Reputation: 5236
I have a String list as below. I want to do some calculations based on if this list has multiple elements with same value.
I got nearly 120k elements and when I run this code it runs too slow. Is there any faster approach than contains method?
List<String> words= getWordsFromDB(); //words list has nearly 120k elements
List<String> tempWordsList = new LinkedList<String>(); //empty list
String[] keys = getKeysFromDB();
List<String> tempKeysList = new LinkedList<String>();
for (int x = 0; x < words.size(); x++) {
if (!tempWordsList.contains(words.get(x))) {
tempWordsList.add(words.get(x));
String key= keys[x];
tempKeysList.add(key);
} else {
int index = tempWordsList.indexOf(words.get(x));
String m = tempKeysList.get(index);
String n = keys[x];
if (!m.contains(n)) {
String newWord = m + ", " + n;
tempKeysList.set(index, newWord);
}
}
}
EDIT: words list comes from database and problem is there is a service continuously updating and inserting data to this table. I don't have any access to this service and there are other applications who is using the same table.

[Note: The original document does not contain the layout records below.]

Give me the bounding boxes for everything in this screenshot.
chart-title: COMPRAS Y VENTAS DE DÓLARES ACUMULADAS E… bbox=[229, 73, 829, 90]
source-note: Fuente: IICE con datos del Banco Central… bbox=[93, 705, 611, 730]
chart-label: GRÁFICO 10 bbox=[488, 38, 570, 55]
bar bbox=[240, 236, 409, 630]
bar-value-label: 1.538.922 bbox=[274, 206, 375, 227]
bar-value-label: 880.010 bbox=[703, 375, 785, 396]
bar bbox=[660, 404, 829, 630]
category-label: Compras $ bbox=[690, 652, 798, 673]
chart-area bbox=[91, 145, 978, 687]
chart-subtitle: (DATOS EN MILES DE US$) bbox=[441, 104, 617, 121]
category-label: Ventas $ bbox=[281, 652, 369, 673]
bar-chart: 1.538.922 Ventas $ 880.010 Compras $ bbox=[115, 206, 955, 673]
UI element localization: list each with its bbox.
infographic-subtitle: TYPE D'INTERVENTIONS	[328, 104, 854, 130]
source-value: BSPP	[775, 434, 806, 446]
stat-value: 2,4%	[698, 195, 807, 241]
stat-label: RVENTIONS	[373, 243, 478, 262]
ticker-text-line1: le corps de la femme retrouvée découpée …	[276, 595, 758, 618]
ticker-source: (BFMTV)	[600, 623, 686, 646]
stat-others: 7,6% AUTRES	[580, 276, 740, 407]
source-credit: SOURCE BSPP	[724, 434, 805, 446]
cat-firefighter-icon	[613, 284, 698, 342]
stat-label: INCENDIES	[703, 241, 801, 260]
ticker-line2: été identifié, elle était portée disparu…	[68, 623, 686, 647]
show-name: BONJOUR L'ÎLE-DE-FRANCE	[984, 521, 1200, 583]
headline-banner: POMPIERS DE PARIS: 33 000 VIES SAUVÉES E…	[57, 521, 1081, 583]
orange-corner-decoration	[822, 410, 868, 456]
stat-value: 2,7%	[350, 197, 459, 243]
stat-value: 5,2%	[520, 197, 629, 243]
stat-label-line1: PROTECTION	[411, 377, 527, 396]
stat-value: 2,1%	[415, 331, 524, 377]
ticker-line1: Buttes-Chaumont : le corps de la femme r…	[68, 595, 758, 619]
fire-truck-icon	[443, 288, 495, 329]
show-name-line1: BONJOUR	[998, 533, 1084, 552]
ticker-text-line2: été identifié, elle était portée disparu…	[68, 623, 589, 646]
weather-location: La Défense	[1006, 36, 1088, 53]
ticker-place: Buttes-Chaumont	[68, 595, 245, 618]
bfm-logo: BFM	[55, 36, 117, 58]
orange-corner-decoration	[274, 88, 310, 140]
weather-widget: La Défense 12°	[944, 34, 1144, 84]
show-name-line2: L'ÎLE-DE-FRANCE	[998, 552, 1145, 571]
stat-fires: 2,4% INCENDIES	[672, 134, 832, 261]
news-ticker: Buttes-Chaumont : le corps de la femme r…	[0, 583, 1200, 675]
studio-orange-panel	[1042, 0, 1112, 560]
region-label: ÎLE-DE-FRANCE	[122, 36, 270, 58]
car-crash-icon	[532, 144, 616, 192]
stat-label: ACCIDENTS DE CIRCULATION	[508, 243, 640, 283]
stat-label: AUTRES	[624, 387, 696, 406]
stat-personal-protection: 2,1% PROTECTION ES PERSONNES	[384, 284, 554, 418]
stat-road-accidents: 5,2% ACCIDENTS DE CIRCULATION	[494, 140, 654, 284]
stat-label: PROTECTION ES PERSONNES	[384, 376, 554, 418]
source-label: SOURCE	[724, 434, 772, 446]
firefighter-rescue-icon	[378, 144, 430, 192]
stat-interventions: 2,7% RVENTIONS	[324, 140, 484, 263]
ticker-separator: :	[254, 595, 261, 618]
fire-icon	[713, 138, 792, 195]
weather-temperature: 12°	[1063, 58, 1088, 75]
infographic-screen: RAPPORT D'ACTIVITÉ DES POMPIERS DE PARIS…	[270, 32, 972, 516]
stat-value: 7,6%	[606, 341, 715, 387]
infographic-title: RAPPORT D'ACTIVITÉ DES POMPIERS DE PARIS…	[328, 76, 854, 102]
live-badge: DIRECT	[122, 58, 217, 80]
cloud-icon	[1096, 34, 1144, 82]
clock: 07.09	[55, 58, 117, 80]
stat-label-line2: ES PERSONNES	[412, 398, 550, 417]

EDIT2: I have updated for full code.
Upvotes: 1
Views: 89
Reputation: 50716
LinkedList.get()
runs in O(N) time. Either use ArrayList
with O(1) lookup time, or avoid indexed lookups altogether by using an iterator:
for (String word : words) {
if (!tempList.contains(word)) {
tempList.add(word);
} else {
int firstIndex = tempList.indexOf(word);
//do some calculations
}
}
Disclaimer: The above was written under the questionable assumption that words
is a LinkedList
. I would still recommend the enhanced-for loop, since it's more conventional and its time complexity is not implementation-dependent. Either way, the suggestion below still stands.
You can further improve by replacing tempList
with a HashMap
. This will avoid the O(N) cost of contains()
and indexOf()
:
Map<String, Integer> indexes = new HashMap<>();
int index = 0;
for (String word : words) {
Integer firstIndex = indexes.putIfAbsent(word, index++);
if (firstIndex != null) {
//do some calculations
}
}
Based on your latest update, it looks like you're trying to group "keys" by their corresponding "word". If so, you might give streams a spin:
List<String> words = getWordsFromDB();
String[] keys = getKeysFromDB();
Collection<String> groupedKeys = IntStream.range(0, words.size())
.boxed()
.collect(Collectors.groupingBy(
words::get,
LinkedHashMap::new, // if word order is significant
Collectors.mapping(
i -> keys[i],
Collectors.joining(", "))))
.values();
However, as mentioned in the comments, it would probably be best to move this logic into your database query.
Upvotes: 2
Reputation: 2098
//1) if you can avoid using linked list use below solution
List<String> words= getWordsFromDB(); //words list has nearly 120k elements
//if you can avoid using linked list, use set instead
Set<String> set=new HashSet<>();
for (String s:words) {
if (!set.add(s)) {
//do some calculations
}
}
//2) if you can't avoid using linked list use below code
List<String> words= getWordsFromDB(); //words list has nearly 120k elements
List<String> tempList = new LinkedList<String>(); //empty list
//if you can't avoid LinkedListv (tempList) you need to use a set
Set<String> set=new HashSet<>();
for (String s:words) {
if (set.add(s)) {
tempList.add(s);
} else {
int a = tempList.indexOf(s);
//do some calculations
}
}
Upvotes: 2
Reputation: 131346
Acutally, tempList
use linear complexity time methods :
if (!tempList.contains(words.get(x))) {
and
int a = tempList.indexOf(words.get(x));
It means that at each invocation of them, the list is in average iterate at half.
Besides, these are redundant.
indexOf()
only could be invoked :
for (int x = 0; x < words.size(); x++) {
int indexWord = tempList.indexOf(words.get(x));
if (indexWord != -1) {
tempList.add(words.get(x));
} else {
//do some calculations by using indexWord
}
}
But to improve all accesses, you should change your structure : wrapping or replacing LinkedList
by LinkedHashSet
.
LinkedHashSet
would keep the actual behavior because as List
, it defines the iteration ordering, which is the order in which elements were inserted into the set but it also uses hashing feature to improve time access to its elements.
Upvotes: 0
Reputation: 310884
You are searching the list twice per word: once for contains()
and once for indexOf()
. You could replace contains()
by indexOf()
, test the result for -1, otherwise reuse the result instead of calling indexOf()
again. But you are certainly using the wrong data structure. What exactly do you need a
for? Do you need a
? I would use a HashSet
, or a HashMap
if you need to associate other data with each word.
Upvotes: 2